If I have to do the weekly shop (which is Mr HB’s job, on the basis that ‘I spend too much’), I like to go first thing – I didn’t during lockdown, of course, as the early hours were a time for vulnerable folk to shop. Driving out the village at 6:20am always feels a little exciting – so much of my life is house and child-bound and yes, I might be awake early, but getting out of the house is another story.
It’s still our first year at the new house, so my spirits rose as I passed a tree in full blossom on the side of the A7. The Japanese have it right with hanami, a tree full of flower is something to take time over, celebrate.
Yesterday was Blossom Watch day. Grateful to be on trend, for a change.
The wind has been what I believe is known as ‘blowing a hooley’ these past two nights. March is coming in like the proverbial lion, roaring through the trees behind the house as we lie cosy in bed.
You say you wonder how much quieter it is on the other side of the street. That it’s like being in bed on a ferry, or with the dehumidifier on.
I say I wouldn’t swap our house with any of the others around here. I couldn’t believe we found a new build with a view of trees over a valley out the back. It was the main thing that made me sure this was the house for us.
The wind pushes itself through the branches. I cover myself up with the duvet and the blanket, and drift off into peaceful sweet sleep.
I walk carefully, through a natural tunnel – one that you could easily miss – fringed with needled branches. Then the space unfolds itself out into the living cathedral of a circular yew tree.

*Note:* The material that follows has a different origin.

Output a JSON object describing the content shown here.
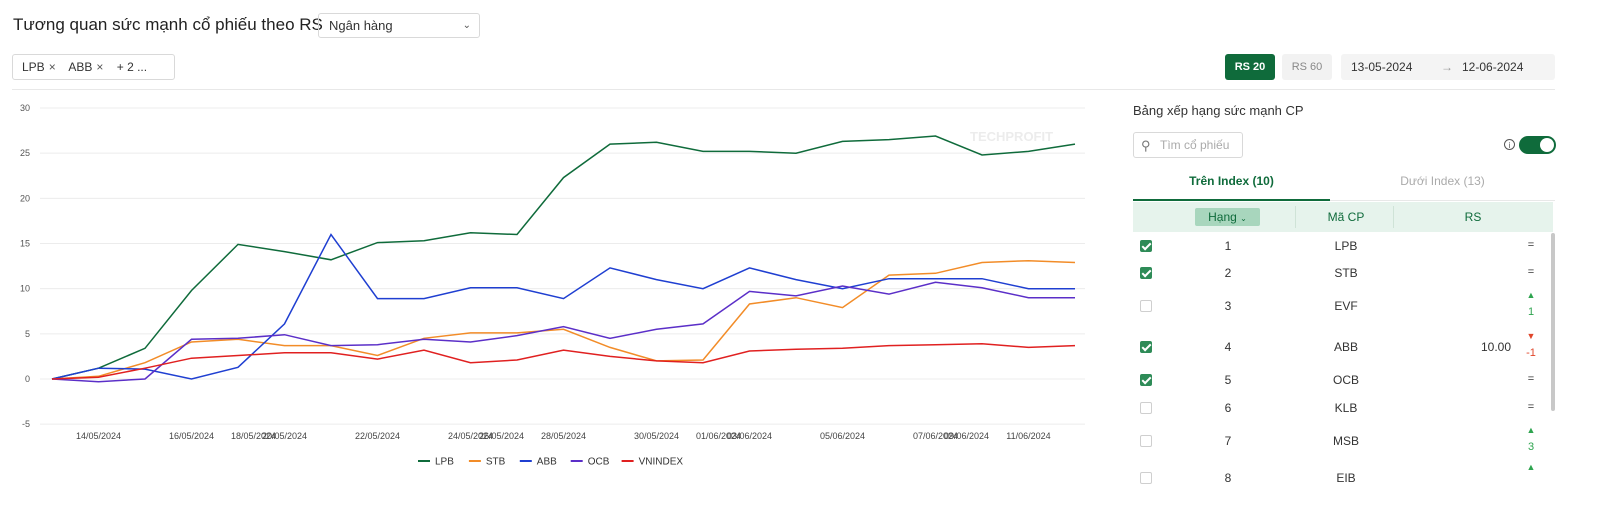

The shouts of the children become half-remembered, as I taste the quiet that lingers in the air here, a flavour of peace. Even bird song is hushed. The silence, or muted noise, as the children duck under branches, disappearing into the network of spreading branches, holds poignancy within a twigged basket.
I breathe the green and brown smell: fresh growth and old wood. As I move through filtered light, drawn as always to touch the rough bark of the largest trunk, feeling this wood of a thousand years, a million needles cast off under my feet. An indoor outdoors.
Calm replaces my busy, and I am at peace.